MS Dhoni had helped India win the Champions Trophy in 2013. In 2017, Sarfraz Ahmed – another wicketkeeper – led Pakistan to the Champions Trophy title. The similarities were uncanny and hopes for a glorious future were aplenty.
A decent wicketkeeper and an effective batsman, Mohammad Rizwan has been picked in the Test squad for South Africa and can get a nod ahead of the skipper given Pakistan’s poor run against the Proteas. God forbid if the 31-year-old flops in the four innings of the first two Tests and Pakistan don’t do well; the coupled force of this can be strong enough to affect the change.
Post the Champions Trophy win, the Pakistan team has seen a tumultuous time. To begin with, the side lost a Test series 2-0 to Sri Lanka in UAE; a venue which had been a fortress until then for Pakistan. After a win against a weak Sri Lankan ODI side, a 5-0 pasting against New Zealand was to be had.
All the cracks were papered over for the next few months as Sarfraz & co kept convincingly beating weaker oppositions. But then came the Asia Cup and all the chinks in the Pakistani armour were revealed at once.
Two humiliating defeats against India and a loss against Bangladesh sent the team packing from the Asia Cup. Mohammad Amir was sacked but it’s Sarfraz’s captaincy which came under the scanner the most.
"Look, the pressures of captaincy are always there," he said after the loss against Bangladesh. "Pakistani captains, whoever they are, always have pressure. Obviously, when you aren't performing and the team is losing then there is more pressure.
"The truth is that if I say I haven't slept for the last six nights nobody will believe me but… this is part of life and it will go on. I will say again we don't need to press the panic button."
The panic button was not pressed. The selectors showed faith in Sarfraz and pleasing results followed. After playing top-notch cricket against Australia and New Zealand – in the limited overs leg – things started going down south again in the Test against the Kiwis.
Following repeated batting collapses, Pakistan, in essence, gifted the Test series 2-1 to the Kiwis. That being Sarfraz’s fourth loss in seven home Tests, things began to get serious and the skipper was aware of that.
When faced with the question of whether he would reconsider Test captaincy on the South Africa tour if things don’t go as per plan, Sarfraz said, "When things like this happen, you do start to think about it.
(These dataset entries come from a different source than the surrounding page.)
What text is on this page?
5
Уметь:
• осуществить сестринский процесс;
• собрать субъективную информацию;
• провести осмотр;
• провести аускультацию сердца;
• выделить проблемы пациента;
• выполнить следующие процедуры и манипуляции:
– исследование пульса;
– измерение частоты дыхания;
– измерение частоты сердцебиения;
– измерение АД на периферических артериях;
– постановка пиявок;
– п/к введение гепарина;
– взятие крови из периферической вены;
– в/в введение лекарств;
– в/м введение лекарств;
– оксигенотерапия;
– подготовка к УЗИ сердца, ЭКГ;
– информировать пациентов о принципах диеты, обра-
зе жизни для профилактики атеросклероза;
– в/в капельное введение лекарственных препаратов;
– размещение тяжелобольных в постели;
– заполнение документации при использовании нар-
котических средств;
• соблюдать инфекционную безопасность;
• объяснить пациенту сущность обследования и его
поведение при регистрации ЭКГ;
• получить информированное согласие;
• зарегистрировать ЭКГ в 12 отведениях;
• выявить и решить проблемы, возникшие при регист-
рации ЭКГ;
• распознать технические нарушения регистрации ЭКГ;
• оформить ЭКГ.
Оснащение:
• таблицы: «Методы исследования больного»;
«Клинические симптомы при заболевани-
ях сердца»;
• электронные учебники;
"But let's see what happens. The tour of South Africa is a tough one and if you start thinking like this before it then it is not helpful for anyone. If I make mistakes, or it is because of me that the team is losing then I will definitely think about it, and if there is someone better than me to do the Test captaincy, then he should."
The head of Pakistan's recently-formed cricket committee, Mohsin Khan, has not made matters any easier for Sarfraz after openly stating that he should step down from the Test captaincy. The keeper-batsman has been given no guarantees by the board to remain the captain for the long run. Things are pretty much ad hoc as of now.
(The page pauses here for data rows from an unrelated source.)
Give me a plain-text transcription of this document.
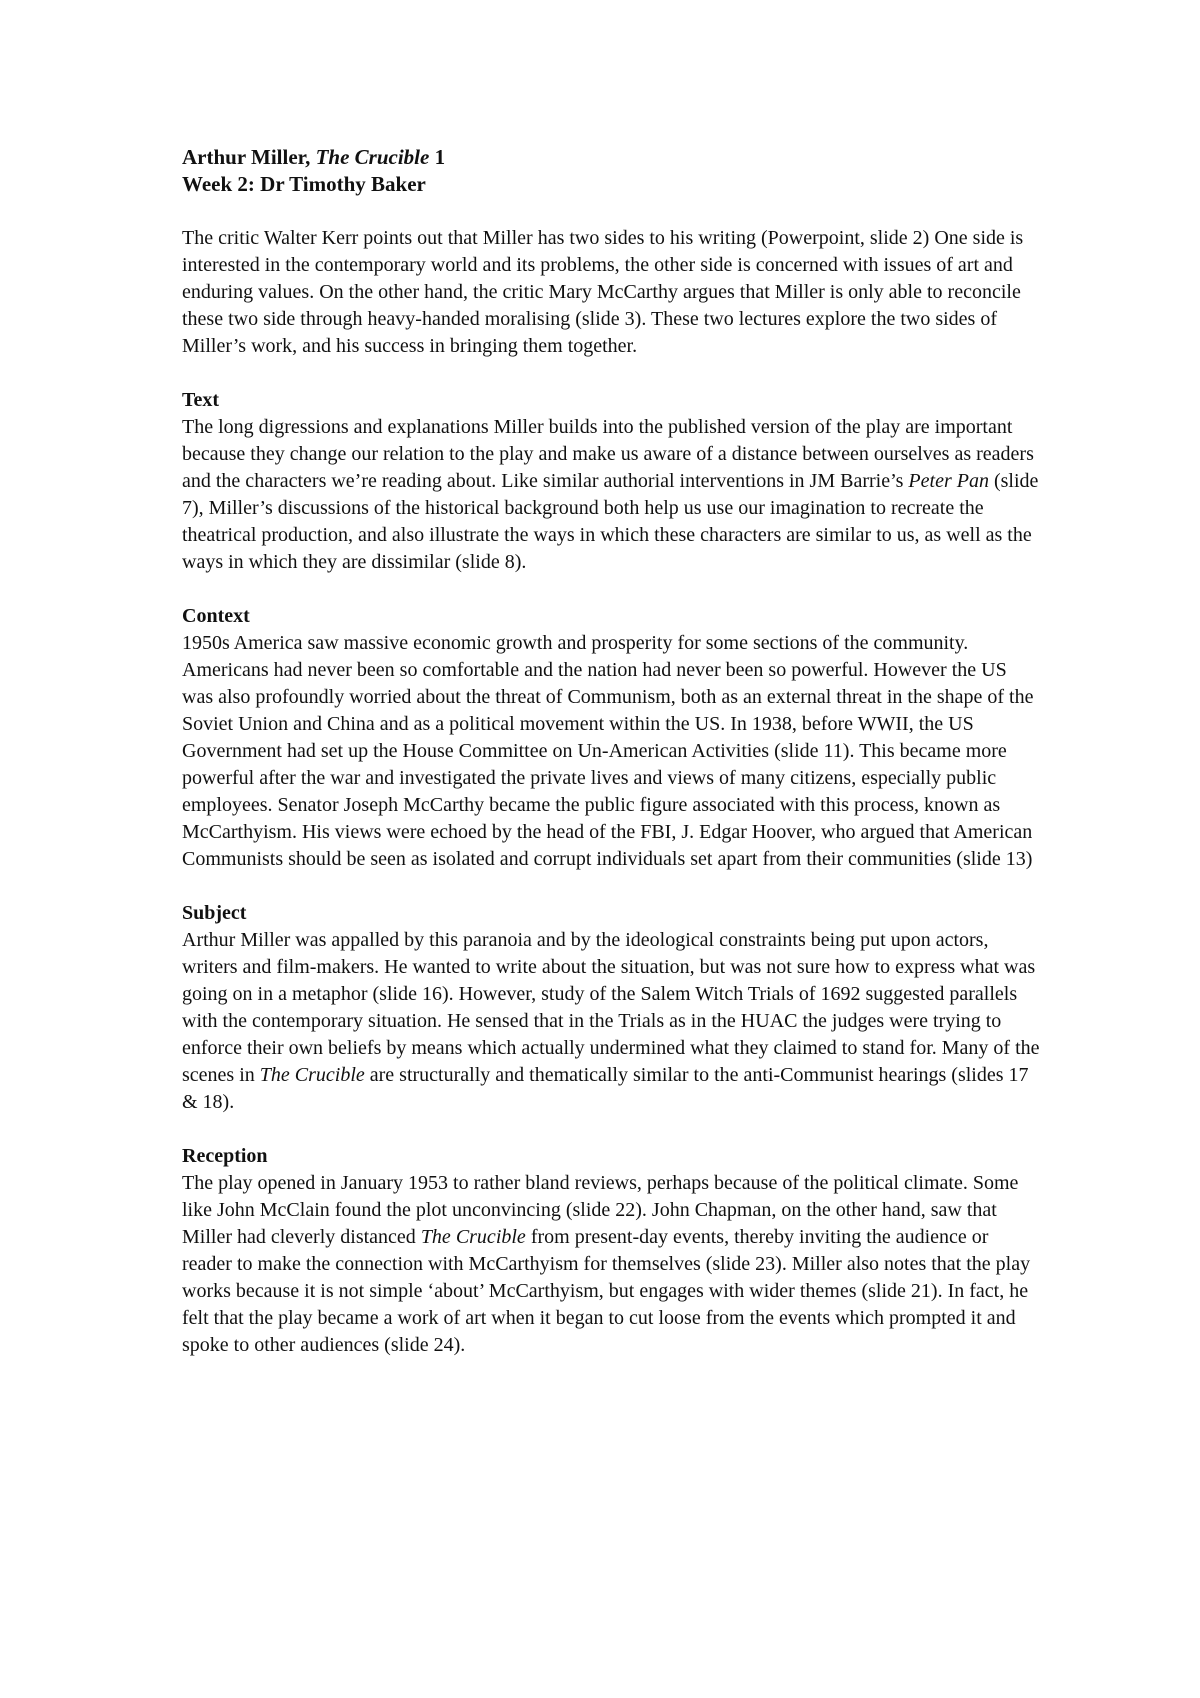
Arthur Miller, The Crucible 1

Week 2: Dr Timothy Baker

The critic Walter Kerr points out that Miller has two sides to his writing (Powerpoint, slide 2) One side is interested in the contemporary world and its problems, the other side is concerned with issues of art and enduring values. On the other hand, the critic Mary McCarthy argues that Miller is only able to reconcile these two side through heavy-handed moralising (slide 3). These two lectures explore the two sides of Miller’s work, and his success in bringing them together.

Text

The long digressions and explanations Miller builds into the published version of the play are important because they change our relation to the play and make us aware of a distance between ourselves as readers and the characters we’re reading about. Like similar authorial interventions in JM Barrie’s Peter Pan (slide 7), Miller’s discussions of the historical background both help us use our imagination to recreate the theatrical production, and also illustrate the ways in which these characters are similar to us, as well as the ways in which they are dissimilar (slide 8).

Context

1950s America saw massive economic growth and prosperity for some sections of the community. Americans had never been so comfortable and the nation had never been so powerful. However the US was also profoundly worried about the threat of Communism, both as an external threat in the shape of the Soviet Union and China and as a political movement within the US. In 1938, before WWII, the US Government had set up the House Committee on Un-American Activities (slide 11). This became more powerful after the war and investigated the private lives and views of many citizens, especially public employees. Senator Joseph McCarthy became the public figure associated with this process, known as McCarthyism. His views were echoed by the head of the FBI, J. Edgar Hoover, who argued that American Communists should be seen as isolated and corrupt individuals set apart from their communities (slide 13)

Subject

Arthur Miller was appalled by this paranoia and by the ideological constraints being put upon actors, writers and film-makers. He wanted to write about the situation, but was not sure how to express what was going on in a metaphor (slide 16). However, study of the Salem Witch Trials of 1692 suggested parallels with the contemporary situation. He sensed that in the Trials as in the HUAC the judges were trying to enforce their own beliefs by means which actually undermined what they claimed to stand for. Many of the scenes in The Crucible are structurally and thematically similar to the anti-Communist hearings (slides 17 & 18).

Reception

The play opened in January 1953 to rather bland reviews, perhaps because of the political climate. Some like John McClain found the plot unconvincing (slide 22). John Chapman, on the other hand, saw that Miller had cleverly distanced The Crucible from present-day events, thereby inviting the audience or reader to make the connection with McCarthyism for themselves (slide 23). Miller also notes that the play works because it is not simple ‘about’ McCarthyism, but engages with wider themes (slide 21). In fact, he felt that the play became a work of art when it began to cut loose from the events which prompted it and spoke to other audiences (slide 24).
Not debating about the degree, the first thing to be conceded is that there does exist a problem. If not with his captaincy, then with his batting; if not in the shorter format, then in the Tests.
When do you last remember Sarfraz acknowledging the crowd and brandishing his bat, with his helmet off, after scoring a Test ton?
And now try more.
You possibly won’t remember. And one can’t blame you for that. It has just been that long. Sarfraz last scored a Test century in 2014 against New Zealand in Dubai.
Even if we keep the captaincy tactics aside – which undoubtedly have been questionable – does Sarfraz, the batsman, has it in him to continue at the highest level.
What’s worse, the timing of the plummet has not panned out quite well for him. For if you don’t want to be under tough scrutiny for your batting on any tour, it is in South Africa. One thing is for sure, against the swinging and seaming deliveries of Vernon Philander, against the searing pace of Kagiso Rabada, against the guile of the resurgent Dale Steyn, Sarfraz will be tested to the limit.
And this will either make or break him. If he is good enough to find a way to score under testing conditions and against a top-quality bowling attack, he would have then passed the litmus test. If he can score given these variants, he can then score anywhere in the world and against any bowling opposition. But if he cannot, I’m afraid, it’s time to look beyond.